Feb 01 2008

Death Toll In Iraq Falls Or Stays Level

Published by at 9:50 am under 2008 Elections,All General Discussions,Iraq

Update: See all the numbers and graphs over at Gateway Pundit. Bottom line: Surge is still succeeding – end update

I noted in this earlier post that the threatened resurgence by al-Qaede during the months of December and January never has never really materialized. Yes, they did increase the US death toll in January back to levels seen in October and November, but they were not making it back to the days in early 2007 when al-Qaeda was at its peak strength, before the Awakening and the Surge. However, the Iraqi civilian casualties did drop in January:

Violent civilian deaths in Iraq fell again in January, figures showed on Thursday, and were significantly lower than a year ago after nationwide security crackdowns.

According to figures compiled by the interior, defence and health ministries, 466 civilians died violently during January, down 15 from the previous month.

The January 2008 figure was more than 76 percent lower than the 1,971 civilians killed in January 2007 when Iraq was on the brink of sectarian civil war.

The linked article does note the higher US death toll in January which ended up at 38 killed:

So far 38 U.S. soldiers have been reported killed in January, compared with 23 in December. The figure is much lower than a year ago when 83 died in a savage insurgency and sectarian violence between majority Shi’ites and Sunni Muslims.

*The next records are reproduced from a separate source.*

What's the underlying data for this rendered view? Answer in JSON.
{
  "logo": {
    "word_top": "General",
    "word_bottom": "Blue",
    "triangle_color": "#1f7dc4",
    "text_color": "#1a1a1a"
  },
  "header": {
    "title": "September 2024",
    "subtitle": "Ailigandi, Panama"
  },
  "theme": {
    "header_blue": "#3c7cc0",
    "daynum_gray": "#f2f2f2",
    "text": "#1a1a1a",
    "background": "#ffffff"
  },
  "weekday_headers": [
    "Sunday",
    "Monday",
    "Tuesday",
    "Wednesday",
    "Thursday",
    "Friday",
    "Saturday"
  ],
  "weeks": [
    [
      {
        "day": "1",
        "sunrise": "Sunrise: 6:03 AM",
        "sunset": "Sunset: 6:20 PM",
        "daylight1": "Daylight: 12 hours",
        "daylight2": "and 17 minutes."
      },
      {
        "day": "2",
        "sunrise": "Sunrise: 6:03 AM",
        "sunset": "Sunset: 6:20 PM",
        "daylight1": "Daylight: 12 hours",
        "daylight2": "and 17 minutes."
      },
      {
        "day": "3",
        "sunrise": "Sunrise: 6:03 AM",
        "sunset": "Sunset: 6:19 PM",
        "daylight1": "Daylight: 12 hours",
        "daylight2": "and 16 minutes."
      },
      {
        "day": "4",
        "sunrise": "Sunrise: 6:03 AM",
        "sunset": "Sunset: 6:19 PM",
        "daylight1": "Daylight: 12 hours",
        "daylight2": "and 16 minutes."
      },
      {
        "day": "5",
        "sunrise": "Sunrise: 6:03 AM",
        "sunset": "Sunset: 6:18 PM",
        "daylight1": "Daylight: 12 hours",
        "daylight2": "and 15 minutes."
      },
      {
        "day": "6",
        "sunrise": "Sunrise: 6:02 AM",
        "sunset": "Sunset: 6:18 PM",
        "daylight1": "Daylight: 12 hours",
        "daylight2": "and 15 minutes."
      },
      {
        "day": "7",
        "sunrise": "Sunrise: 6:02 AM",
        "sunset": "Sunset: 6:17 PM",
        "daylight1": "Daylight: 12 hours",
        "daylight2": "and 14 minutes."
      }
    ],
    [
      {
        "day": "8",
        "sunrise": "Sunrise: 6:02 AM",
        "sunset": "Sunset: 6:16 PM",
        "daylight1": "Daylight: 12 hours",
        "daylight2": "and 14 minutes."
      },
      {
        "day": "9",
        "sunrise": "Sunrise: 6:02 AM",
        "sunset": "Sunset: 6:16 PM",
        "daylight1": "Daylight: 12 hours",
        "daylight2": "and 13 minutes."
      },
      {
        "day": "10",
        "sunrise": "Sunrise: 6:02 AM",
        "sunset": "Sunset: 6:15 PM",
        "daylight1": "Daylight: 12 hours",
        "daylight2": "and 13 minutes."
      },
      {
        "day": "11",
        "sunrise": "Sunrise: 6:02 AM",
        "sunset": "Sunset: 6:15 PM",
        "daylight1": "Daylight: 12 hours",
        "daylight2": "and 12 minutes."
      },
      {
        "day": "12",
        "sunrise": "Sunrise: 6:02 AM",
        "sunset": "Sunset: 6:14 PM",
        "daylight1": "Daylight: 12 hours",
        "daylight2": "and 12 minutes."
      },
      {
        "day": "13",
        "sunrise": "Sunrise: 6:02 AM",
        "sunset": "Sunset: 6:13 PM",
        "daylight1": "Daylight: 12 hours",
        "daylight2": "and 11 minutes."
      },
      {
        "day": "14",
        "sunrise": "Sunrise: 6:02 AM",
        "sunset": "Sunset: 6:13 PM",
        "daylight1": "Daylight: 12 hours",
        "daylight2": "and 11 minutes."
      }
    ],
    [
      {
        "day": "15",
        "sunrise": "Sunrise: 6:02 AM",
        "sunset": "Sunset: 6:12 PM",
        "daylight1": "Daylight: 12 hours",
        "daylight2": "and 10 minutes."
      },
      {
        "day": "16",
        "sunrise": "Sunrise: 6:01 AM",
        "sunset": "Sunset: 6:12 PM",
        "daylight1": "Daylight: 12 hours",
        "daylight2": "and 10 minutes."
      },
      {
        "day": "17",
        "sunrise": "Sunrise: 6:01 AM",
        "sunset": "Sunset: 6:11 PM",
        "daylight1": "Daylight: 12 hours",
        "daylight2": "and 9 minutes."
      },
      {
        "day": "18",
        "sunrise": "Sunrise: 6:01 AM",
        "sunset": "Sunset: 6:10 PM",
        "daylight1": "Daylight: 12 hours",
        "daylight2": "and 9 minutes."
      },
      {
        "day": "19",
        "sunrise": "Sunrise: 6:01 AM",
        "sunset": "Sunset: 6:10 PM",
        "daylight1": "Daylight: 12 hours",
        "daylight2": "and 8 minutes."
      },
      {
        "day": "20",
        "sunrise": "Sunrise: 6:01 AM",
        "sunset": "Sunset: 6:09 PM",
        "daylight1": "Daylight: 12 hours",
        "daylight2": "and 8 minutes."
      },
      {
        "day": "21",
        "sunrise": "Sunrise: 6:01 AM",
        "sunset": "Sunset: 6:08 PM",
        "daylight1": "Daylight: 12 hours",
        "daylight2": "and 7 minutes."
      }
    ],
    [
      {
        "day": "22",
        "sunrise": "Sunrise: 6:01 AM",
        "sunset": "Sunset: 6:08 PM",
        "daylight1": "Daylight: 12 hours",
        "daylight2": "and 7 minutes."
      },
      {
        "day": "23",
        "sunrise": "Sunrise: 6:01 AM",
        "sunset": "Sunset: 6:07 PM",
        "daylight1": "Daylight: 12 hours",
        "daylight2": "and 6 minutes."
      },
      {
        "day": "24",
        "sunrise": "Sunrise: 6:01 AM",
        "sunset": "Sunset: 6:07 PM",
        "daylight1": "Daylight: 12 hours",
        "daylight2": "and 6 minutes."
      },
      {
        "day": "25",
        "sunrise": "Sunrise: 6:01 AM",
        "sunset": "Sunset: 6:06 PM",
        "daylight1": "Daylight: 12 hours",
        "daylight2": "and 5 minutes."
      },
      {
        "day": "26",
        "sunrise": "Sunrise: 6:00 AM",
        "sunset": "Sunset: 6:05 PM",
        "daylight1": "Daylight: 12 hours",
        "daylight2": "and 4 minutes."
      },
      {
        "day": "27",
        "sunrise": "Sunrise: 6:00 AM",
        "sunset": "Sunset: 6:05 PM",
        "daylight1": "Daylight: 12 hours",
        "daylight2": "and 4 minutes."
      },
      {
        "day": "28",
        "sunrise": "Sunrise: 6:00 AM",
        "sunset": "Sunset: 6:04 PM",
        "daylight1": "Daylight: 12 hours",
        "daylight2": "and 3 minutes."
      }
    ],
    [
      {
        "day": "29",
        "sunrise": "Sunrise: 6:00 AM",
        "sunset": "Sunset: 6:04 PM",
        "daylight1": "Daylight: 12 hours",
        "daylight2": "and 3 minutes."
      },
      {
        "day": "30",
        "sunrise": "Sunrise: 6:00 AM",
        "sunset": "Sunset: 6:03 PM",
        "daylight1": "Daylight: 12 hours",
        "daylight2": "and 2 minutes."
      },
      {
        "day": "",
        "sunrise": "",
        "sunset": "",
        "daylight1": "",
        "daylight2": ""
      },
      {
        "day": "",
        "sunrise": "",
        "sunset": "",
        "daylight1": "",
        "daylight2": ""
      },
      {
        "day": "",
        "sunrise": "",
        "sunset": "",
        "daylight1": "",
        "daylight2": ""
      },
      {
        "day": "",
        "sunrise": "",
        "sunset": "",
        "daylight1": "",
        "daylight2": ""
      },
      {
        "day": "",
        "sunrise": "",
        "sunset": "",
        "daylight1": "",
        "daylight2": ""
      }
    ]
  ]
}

Classic liberal spin. They ignore noting that the death rate is basically identical to the two months prior to January, as can be seen in the following graph:

The average death toll over the last four months is 34 per month. The fact is we are engaged in pushing out the remnants of al-Qaeda from Iraq. And this final hornets nest will include the best and most dangerous, because that is probably what is left of al-Qaeda after a year of being purged from the rest of Iraq and the ranks culled and their recruit line cut off (mostly of course). It is not surprise these last groups of al-Qaeda will not go down easily, but they will go down. The comparative death toll between our side and their side is probably 10+ to 1. That means they get 30 of ours and we get 300 of theirs. AQ promised a brilliant counter offensive against the US in December and January. They failed, and trust me everyone in Iraq and the region noticed that they failed. AQ is looking quite impotent right now.

On a side note even Time magazine is lauding the successes in Iraq – which tells me it is becoming more ‘mainstream’ to recognize the successes in Iraq. Which does not bode well for the dems in November.

5 responses so far

5 Responses to “Death Toll In Iraq Falls Or Stays Level”

  1. Jules Roy says:

    What about the death toll for Iraqis? According to a new survey by the Opinion Research Business more than ONE MILLION Iraqis have died as a result of America’s conquest of Iraq.


    I doubt that it will matter to the ideologues who supported the war. Like Lenin before them the Americans had to break a few eggs to make an omelette.

  2. Whippet1 says:

    You should have read the Gateway Pundit article…that new report you need to bolster your position was done by some of the same authors as the Lancet study that has been debunked by everyone.

    That’s how the anti-war people work. Create a lie and when the lie is discovered disquise yourself as something else and continue to promote the debunked lie.

    Use your common sense. 1 million Iraqis killed? And even if that number were magically correct, who killed them? And how many would have been dead if we hadn’t gone in?

  3. Jules Roy says:

    You should have read the Gateway Pundit article

    I’ll have a look.

    1 million Iraqis killed? And even if that number were magically correct, who killed them?

    They were killed as a direct result of the break down in order that was fully anticipated when the US destroyed the Iraqi state. The sectarian conflict was widely predicted – though genius Bill Kristol claimed that it was naive to expect Sunnis and Shias to go after each other.

    And how many would have been dead if we hadn’t gone in?

    Very few. Saddam had no serious threats as he had consolidated power. Massacres were not occurring in 2003 and there is no reason to believe any more in the future. The only deaths would have been from the sanctions, but I read an article in the left wing magazine The Nation which, surprisingly, showed that the number of deaths due to sanctions were exaggerated and were often sick people who would have died anyway. There was planty of order in Iraq in 2003 so much so that it was legal for ordinary people to buy rifles – something tyrannical dictator normally do not allow.

  4. Whippet1 says:

    First, as I said before it’s the same re-tooled debunked story from before.

    And of course it’s always America’s fault with you people. Yeah, no reason to trust the U.S.A but we know we can trust that sweetie Saddam!

    You read it in The Nation? I rest my case…..

  5. mj says:


    The link from the Reuters article you posted puts the insurgent death toll at 229 for January. This figure gives a 6:1 kill ratio (slightly lower than the 10:1 you speculated) Even if you factor in IP and IA deaths the coalition still maintains a 2:1 kill ratio. Of course both of these figures omits the 1200 insurgents now in coalition custody. Not too bad considering coalition forces launched a major offensive in four Iraqi provinces in January.